Construction of ACNF/Polypyrrole/MIL-100-Fe composites with exceptional removal performance for ceftriaxone and indomethacin inspired by Ecological Infiltration System

Developing advanced adsorbents for removing the alarming level of pharmaceuticals active compounds (PhACs) pollution is an urgent task for environmental treatment. Herein, a novel acid-treated carbon nanofiber/ polypyrrole/MIL-100-Fe (ACNF/PPy/MIL-100-Fe) with stable 3D-supporting skeleton and hierarchical porous structure had been fabricated to erasure ceftriaxone (CEF) and indomethacin (IDM) from aqueous solution. ACNF as scaffold achieved the highly uniform growth of MIL-100-Fe and PPy. Viewing the large BET surface area (SBET, 999.7 m2/g), highly exposed accessible active sites and copious functional groups, ACNF/PPy/MIL-100-Fe separately showed an excellent adsorption capacity for CEF (294.7 mg/g) and IDM (751.8 mg/g), outstripping the most previously reported adsorbents. Moreover, ACNF/PPy/MIL-100-Fe reached rapid adsorption kinetics and standout reusability property. Further, the redesigned easy-to-recyclable ACF/PPy/MIL-100-Fe inspired by the electrode formation craft achieved prominent adsorption capacity and good reusability property.
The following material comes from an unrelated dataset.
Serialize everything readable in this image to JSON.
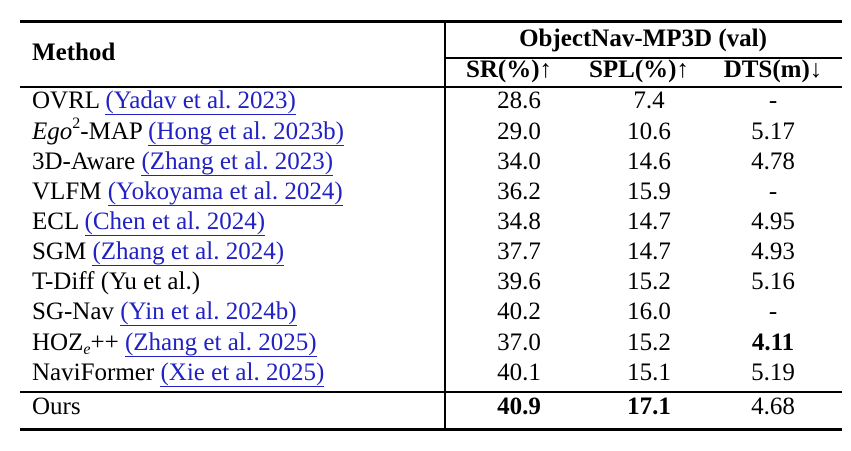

The adsorption mechanism was evaluated via Fourier transformed infrared spectroscopy (FT-IR) and X-ray photoelectron spectroscopy (XPS). The outcomes revealed that the splendid adsorption capability mainly depended on the electrostatic interactions, hydrogen bonding and & pi;-& pi; interactions. This work sheds light on one facile practical strategy to exploit advanced materials in water environmental remediation.

Automated summary

Developing advanced adsorbents for removing pharmaceuticals active compounds pollution is urgent for environmental treatment. A novel acid-treated carbon nanofiber/polypyrrole/MIL-100-Fe material was fabricated to erase ceftriaxone and indomethacin from water, showing excellent adsorption capacity surpassing previous adsorbents. The material achieved rapid adsorption kinetics and good reusability, and the adsorption mechanism was evaluated through FT-IR and XPS.